To solve the equation \( |x^2| - 3|x| + 2 = 0 \), we can follow these steps: ### Step 1: Rewrite the equation Since \( |x^2| = x^2 \) for all real \( x \), we can rewrite the equation as: \[ x^2 - 3|x| + 2 = 0 \] ### Step 2: Substitute \( |x| \) Let \( y = |x| \).

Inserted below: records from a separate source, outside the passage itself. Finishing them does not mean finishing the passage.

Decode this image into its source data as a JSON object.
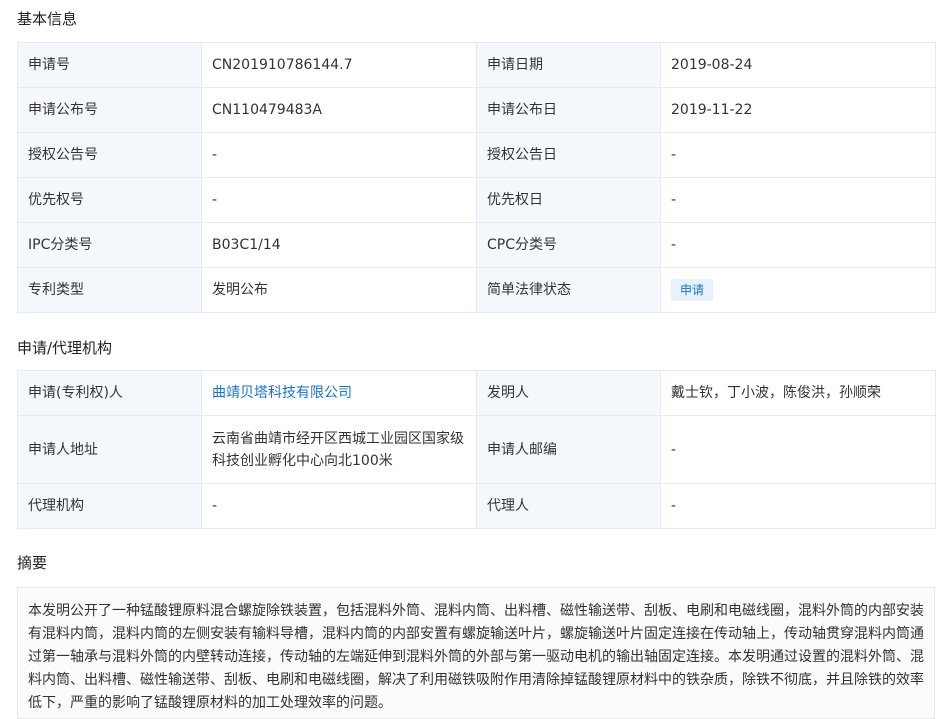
{
  "basic": {
    "title": "基本信息",
    "rows": [
      {
        "l1": "申请号",
        "v1": "CN201910786144.7",
        "l2": "申请日期",
        "v2": "2019-08-24"
      },
      {
        "l1": "申请公布号",
        "v1": "CN110479483A",
        "l2": "申请公布日",
        "v2": "2019-11-22"
      },
      {
        "l1": "授权公告号",
        "v1": "-",
        "l2": "授权公告日",
        "v2": "-"
      },
      {
        "l1": "优先权号",
        "v1": "-",
        "l2": "优先权日",
        "v2": "-"
      },
      {
        "l1": "IPC分类号",
        "v1": "B03C1/14",
        "l2": "CPC分类号",
        "v2": "-"
      },
      {
        "l1": "专利类型",
        "v1": "发明公布",
        "l2": "简单法律状态",
        "v2": "申请"
      }
    ]
  },
  "agency": {
    "title": "申请/代理机构",
    "rows": [
      {
        "l1": "申请(专利权)人",
        "v1": "曲靖贝塔科技有限公司",
        "l2": "发明人",
        "v2": "戴士钦，丁小波，陈俊洪，孙顺荣"
      },
      {
        "l1": "申请人地址",
        "v1": "云南省曲靖市经开区西城工业园区国家级科技创业孵化中心向北100米",
        "l2": "申请人邮编",
        "v2": "-"
      },
      {
        "l1": "代理机构",
        "v1": "-",
        "l2": "代理人",
        "v2": "-"
      }
    ]
  },
  "abstract": {
    "title": "摘要",
    "text": "本发明公开了一种锰酸锂原料混合螺旋除铁装置，包括混料外筒、混料内筒、出料槽、磁性输送带、刮板、电刷和电磁线圈，混料外筒的内部安装有混料内筒，混料内筒的左侧安装有输料导槽，混料内筒的内部安置有螺旋输送叶片，螺旋输送叶片固定连接在传动轴上，传动轴贯穿混料内筒通过第一轴承与混料外筒的内壁转动连接，传动轴的左端延伸到混料外筒的外部与第一驱动电机的输出轴固定连接。本发明通过设置的混料外筒、混料内筒、出料槽、磁性输送带、刮板、电刷和电磁线圈，解决了利用磁铁吸附作用清除掉锰酸锂原材料中的铁杂质，除铁不彻底，并且除铁的效率低下，严重的影响了锰酸锂原材料的加工处理效率的问题。"
  }
}
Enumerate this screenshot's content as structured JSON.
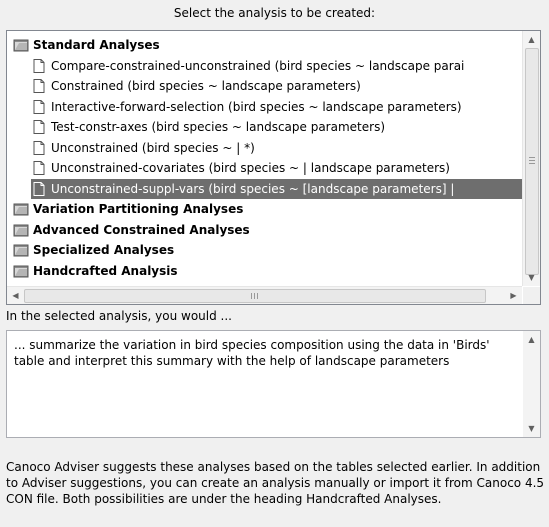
{
  "prompt": "Select the analysis to be created:",
  "tree": [
    {
      "kind": "category",
      "label": "Standard Analyses"
    },
    {
      "kind": "item",
      "label": "Compare-constrained-unconstrained (bird species ~ landscape parai"
    },
    {
      "kind": "item",
      "label": "Constrained (bird species ~ landscape parameters)"
    },
    {
      "kind": "item",
      "label": "Interactive-forward-selection (bird species ~ landscape parameters)"
    },
    {
      "kind": "item",
      "label": "Test-constr-axes (bird species ~ landscape parameters)"
    },
    {
      "kind": "item",
      "label": "Unconstrained (bird species ~ | *)"
    },
    {
      "kind": "item",
      "label": "Unconstrained-covariates (bird species ~ | landscape parameters)"
    },
    {
      "kind": "item",
      "label": "Unconstrained-suppl-vars (bird species ~ [landscape parameters] |",
      "selected": true
    },
    {
      "kind": "category",
      "label": "Variation Partitioning Analyses"
    },
    {
      "kind": "category",
      "label": "Advanced Constrained Analyses"
    },
    {
      "kind": "category",
      "label": "Specialized Analyses"
    },
    {
      "kind": "category",
      "label": "Handcrafted Analysis"
    }
  ],
  "selected_heading": "In the selected analysis, you would ...",
  "description": "... summarize the variation in bird species composition using the data in 'Birds' table and interpret this summary with the help of landscape parameters",
  "footer": "Canoco Adviser suggests these analyses based on the tables selected earlier. In addition to Adviser suggestions, you can create an analysis manually or import it from Canoco 4.5 CON file. Both possibilities are under the heading Handcrafted Analyses.",
  "colors": {
    "selection": "#6e6e6e",
    "folder": "#8c8c8c"
  },
  "icons": {
    "category": "folder-icon",
    "item": "document-icon"
  }
}
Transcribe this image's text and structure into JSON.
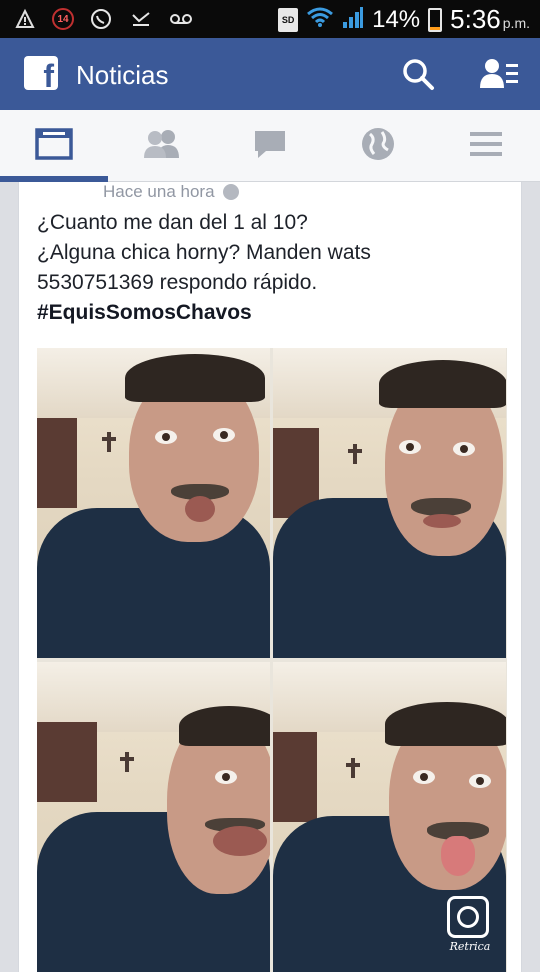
{
  "status_bar": {
    "notification_count": "14",
    "sd_label": "SD",
    "battery_percent": "14%",
    "battery_level": 0.14,
    "time": "5:36",
    "ampm": "p.m.",
    "icons": [
      "alert-icon",
      "notification-badge",
      "whatsapp-icon",
      "missed-call-icon",
      "voicemail-icon",
      "sd-card-icon",
      "wifi-icon",
      "signal-icon",
      "battery-icon"
    ]
  },
  "header": {
    "logo_letter": "f",
    "title": "Noticias",
    "color": "#3b5998"
  },
  "tabs": [
    {
      "name": "news-feed",
      "icon": "news-feed-icon",
      "active": true
    },
    {
      "name": "friend-requests",
      "icon": "friends-icon",
      "active": false
    },
    {
      "name": "messages",
      "icon": "chat-icon",
      "active": false
    },
    {
      "name": "notifications",
      "icon": "globe-icon",
      "active": false
    },
    {
      "name": "more",
      "icon": "menu-icon",
      "active": false
    }
  ],
  "post": {
    "timestamp": "Hace una hora",
    "lines": [
      "¿Cuanto me dan del 1 al 10?",
      "¿Alguna chica horny? Manden wats",
      "5530751369 respondo rápido."
    ],
    "hashtag": "#EquisSomosChavos",
    "watermark": "Retrica"
  }
}
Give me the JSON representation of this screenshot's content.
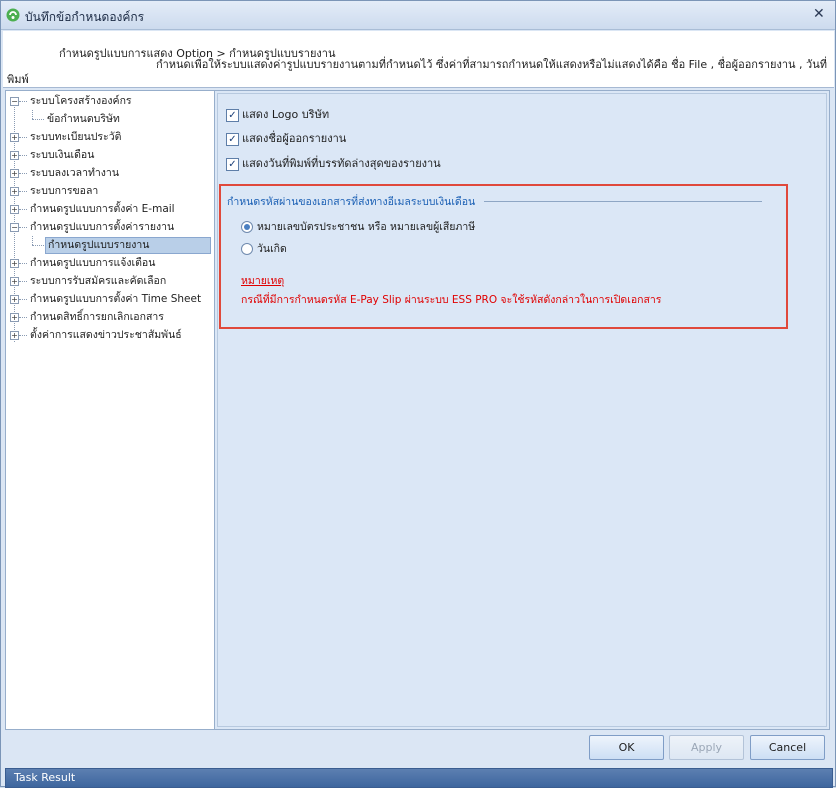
{
  "window": {
    "title": "บันทึกข้อกำหนดองค์กร"
  },
  "header": {
    "breadcrumb": "กำหนดรูปแบบการแสดง Option > กำหนดรูปแบบรายงาน",
    "description": "กำหนดเพื่อให้ระบบแสดงค่ารูปแบบรายงานตามที่กำหนดไว้ ซึ่งค่าที่สามารถกำหนดให้แสดงหรือไม่แสดงได้คือ ชื่อ File , ชื่อผู้ออกรายงาน , วันที่",
    "description_cont": "พิมพ์"
  },
  "tree": [
    {
      "label": "ระบบโครงสร้างองค์กร",
      "toggle": "−",
      "level": 0
    },
    {
      "label": "ข้อกำหนดบริษัท",
      "toggle": "",
      "level": 1
    },
    {
      "label": "ระบบทะเบียนประวัติ",
      "toggle": "+",
      "level": 0
    },
    {
      "label": "ระบบเงินเดือน",
      "toggle": "+",
      "level": 0
    },
    {
      "label": "ระบบลงเวลาทำงาน",
      "toggle": "+",
      "level": 0
    },
    {
      "label": "ระบบการขอลา",
      "toggle": "+",
      "level": 0
    },
    {
      "label": "กำหนดรูปแบบการตั้งค่า E-mail",
      "toggle": "+",
      "level": 0
    },
    {
      "label": "กำหนดรูปแบบการตั้งค่ารายงาน",
      "toggle": "−",
      "level": 0
    },
    {
      "label": "กำหนดรูปแบบรายงาน",
      "toggle": "",
      "level": 1,
      "selected": true
    },
    {
      "label": "กำหนดรูปแบบการแจ้งเตือน",
      "toggle": "+",
      "level": 0
    },
    {
      "label": "ระบบการรับสมัครและคัดเลือก",
      "toggle": "+",
      "level": 0
    },
    {
      "label": "กำหนดรูปแบบการตั้งค่า Time Sheet",
      "toggle": "+",
      "level": 0
    },
    {
      "label": "กำหนดสิทธิ์การยกเลิกเอกสาร",
      "toggle": "+",
      "level": 0
    },
    {
      "label": "ตั้งค่าการแสดงข่าวประชาสัมพันธ์",
      "toggle": "+",
      "level": 0
    }
  ],
  "options": {
    "show_logo": {
      "label": "แสดง Logo บริษัท",
      "checked": true
    },
    "show_reporter": {
      "label": "แสดงชื่อผู้ออกรายงาน",
      "checked": true
    },
    "show_print_date": {
      "label": "แสดงวันที่พิมพ์ที่บรรทัดล่างสุดของรายงาน",
      "checked": true
    }
  },
  "password_group": {
    "title": "กำหนดรหัสผ่านของเอกสารที่ส่งทางอีเมลระบบเงินเดือน",
    "radio_id_card": {
      "label": "หมายเลขบัตรประชาชน หรือ หมายเลขผู้เสียภาษี",
      "selected": true
    },
    "radio_birthdate": {
      "label": "วันเกิด",
      "selected": false
    },
    "note_title": "หมายเหตุ",
    "note_text": "กรณีที่มีการกำหนดรหัส E-Pay Slip ผ่านระบบ ESS PRO จะใช้รหัสดังกล่าวในการเปิดเอกสาร"
  },
  "buttons": {
    "ok": "OK",
    "apply": "Apply",
    "cancel": "Cancel"
  },
  "taskbar": {
    "label": "Task Result"
  },
  "colors": {
    "accent_red": "#e0493b",
    "note_red": "#e00000",
    "group_title_blue": "#1a5fb4"
  },
  "icons": {
    "app": "app-logo-icon",
    "close": "close-icon",
    "check": "checkmark-icon"
  }
}
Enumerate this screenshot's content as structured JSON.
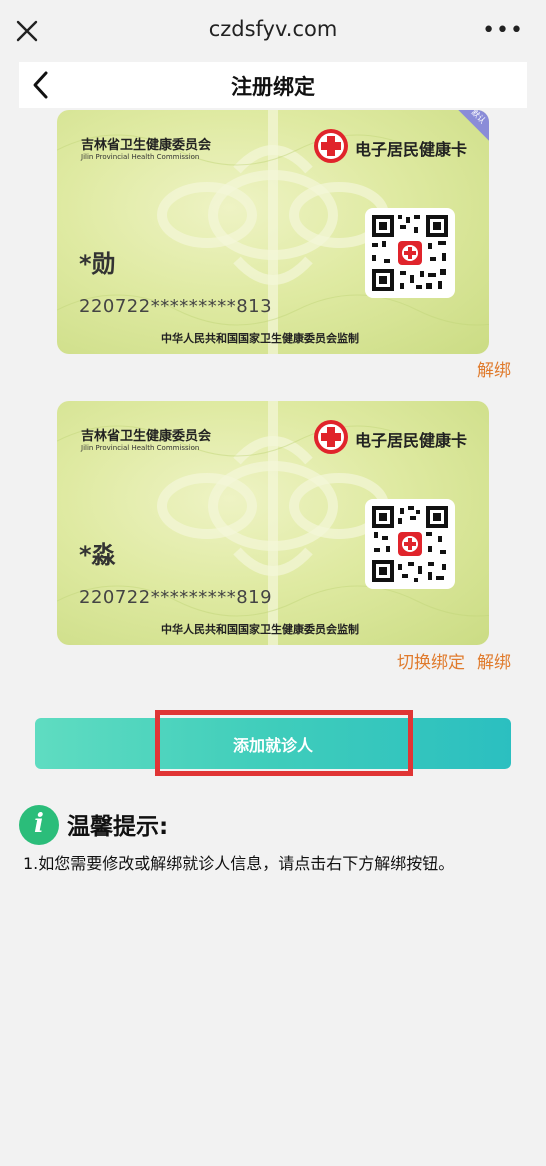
{
  "browser": {
    "url": "czdsfyv.com",
    "close_icon": "close-icon",
    "more_label": "•••"
  },
  "nav": {
    "title": "注册绑定",
    "back_icon": "chevron-left-icon"
  },
  "cards": [
    {
      "issuer": "吉林省卫生健康委员会",
      "issuer_en": "Jilin Provincial Health Commission",
      "brand": "电子居民健康卡",
      "name": "*勋",
      "id_number": "220722*********813",
      "footer": "中华人民共和国国家卫生健康委员会监制",
      "ribbon": "默认",
      "actions": {
        "unbind": "解绑"
      }
    },
    {
      "issuer": "吉林省卫生健康委员会",
      "issuer_en": "Jilin Provincial Health Commission",
      "brand": "电子居民健康卡",
      "name": "*淼",
      "id_number": "220722*********819",
      "footer": "中华人民共和国国家卫生健康委员会监制",
      "actions": {
        "switch": "切换绑定",
        "unbind": "解绑"
      }
    }
  ],
  "add_button": {
    "label": "添加就诊人"
  },
  "tips": {
    "icon_letter": "i",
    "title": "温馨提示:",
    "text": "1.如您需要修改或解绑就诊人信息，请点击右下方解绑按钮。"
  },
  "colors": {
    "accent": "#3fcdbb",
    "link": "#e07b2d",
    "highlight": "#e03535",
    "tip_icon": "#2bbd7a"
  }
}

The equation now becomes: \[ y^2 - 3y + 2 = 0 \] ### Step 3: Factor the quadratic equation Next, we need to factor the quadratic equation: \[ y^2 - 3y + 2 = (y - 1)(y - 2) = 0 \] ### Step 4: Solve for \( y \) Setting each factor to zero gives us: \[ y - 1 = 0 \quad \Rightarrow \quad y = 1 \] \[ y - 2 = 0 \quad \Rightarrow \quad y = 2 \] ### Step 5: Convert back to \( x \) Since \( y = |x| \), we can find \( x \) for each value of \( y \): 1. If \( y = 1 \): \[ |x| = 1 \quad \Rightarrow \quad x = 1 \text{ or } x = -1 \] 2. If \( y = 2 \): \[ |x| = 2 \quad \Rightarrow \quad x = 2 \text{ or } x = -2 \] ### Step 6: Combine all solutions Thus, the complete set of solutions for \( x \) is: \[ x = 1, -1, 2, -2 \] ### Final Answer The values of \( x \) that satisfy the equation are: \[ x = \pm 1 \text{ and } \pm 2 \]